Das
Antwortschreiben:
Sehr geehrte Damen und Herren,
die Zusammenfassung einer Frage lautet etwa wie folgt:
Ausgehend von der Tatsache, dass das Christentum eine vom jüdischen Glauben
abgespaltene Sekte sei und daher eine Kirche auch von Juden als ein
Gotteshaus betrachtet werden sollte und es ferner für Juden eine Pflicht
sei, beim Besuch einer Synagoge, eines Gotteshauses, den Kopf zu bedecken,
wäre es doch angebracht, wenn Juden auch beim Besuch einer Kirche den Kopf
bedeckten. Oder aber geböte die Achtung vor dem Haus als christlichem
Sakralort wiederum die Barhäuptigkeit?
Diese Frage beinhaltet einige Themenkomplexe:
Die Kopfbedeckung:
In der hebräischen Bibel findet man keinen Hinweis auf eine
Pflicht zur Bedeckung des Kopfes. Trotzdem wird der Brauch, den Kopf zu
bedecken, von frommen Juden so streng wie ein biblisches Gebot gehandhabt.
Erste Hinweise zum Tragen einer Kopfbedeckung finden wir im Talmud (Kid. 31
a). Da wird von Rav Hunna, dem Sohn des Rav Jehoschua berichtet, der aus
Ehrfurcht vor Gott barhäuptig nicht weiter als vier Ellen schritt. Das Thema
löste im Laufe der Jahrhunderte viele Interpretationen und Stellungnahmen
aus. Letzten Endes hat sich der alte Brauch des Rav Hunna etabliert. Ein
orthodoxer Jude achtet darauf, keinen Augenblick seines täglichen Lebens
barhäuptig zu bleiben, und die Kopfbedeckung ist beim Betreten einer
Synagoge oder bei anderen Kulthandlungen für jeden Juden verbindlich.

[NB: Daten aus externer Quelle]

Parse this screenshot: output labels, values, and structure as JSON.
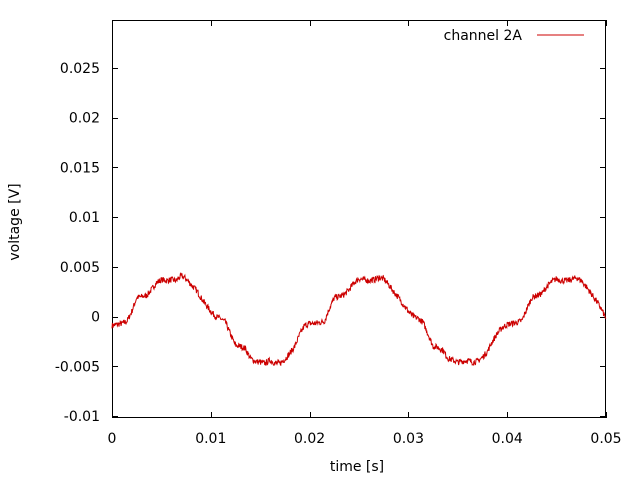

Das Christentum eine jüdische Sekte?
Dass Jesus ein gläubiger Jude (gar ein Rabbi?) war, wird
heute kaum noch bestritten. Dass die christliche Kirche ihre Wurzeln im
jüdischen Monotheismus hat, ist ebenso bekannt. Der Weg jedoch, den die
christliche Kirche in den ersten Jahrhunderten seit ihrer Gründung genommen
hat, hat sie so weit vom Judentum weggeführt, dass Gemeinsamkeiten im
Glauben (wenn man vom Glauben an den einzigen Gott absieht, und selbst da
hat das Dogma über die Dreifaltigkeit eine Bresche geschlagen), die die
beiden Religionen aneinander näher bringen könnten, nicht mehr vorhanden
sind. Weder ist das Christentum eine jüdische Sekte, noch ist der jüdische
Glaube mit der christlichen Kirche verwandt. Jedenfalls ist das die
Einstellung der jüdischen Orthodoxie.
Die Kirche als Gotteshaus
Eine Kirche ist selbstverständlich ein Gotteshaus wie jedes
andere Gebäude, in dem zu Gott gebetet und ihm gedient wird. Das kann und
wird auch kein Jude bestreiten. Bedenkt man aber, was die Kirche viele
Jahrhunderte lang für Juden bedeuteten, welcher Hass ihnen gegenüber dort
gepredigt wurde, welche Verfolgungen von da ausgingen, und zwar in allen
Ländern Europas und aus allen christlichen Kirchen, wird man gewahr, welchen
Symbolcharakter die Kirchengebäude für Juden haben.
Besuch von Juden in einer Kirche:
Die Frage, ob ein Jude beim Besuch einer Kirche eine
Kopfbedeckung tragen soll, ergibt sich insofern nicht, da ein orthodoxer
Jude eine Kirche nicht betreten würde, auch nicht aus kunstgeschichtlichem
Interesse. Juden, die eine Kirche besuchen, haben deshalb ohnehin kein
Problem damit, die Entblößung des Kopfes als Sitte zu befolgen.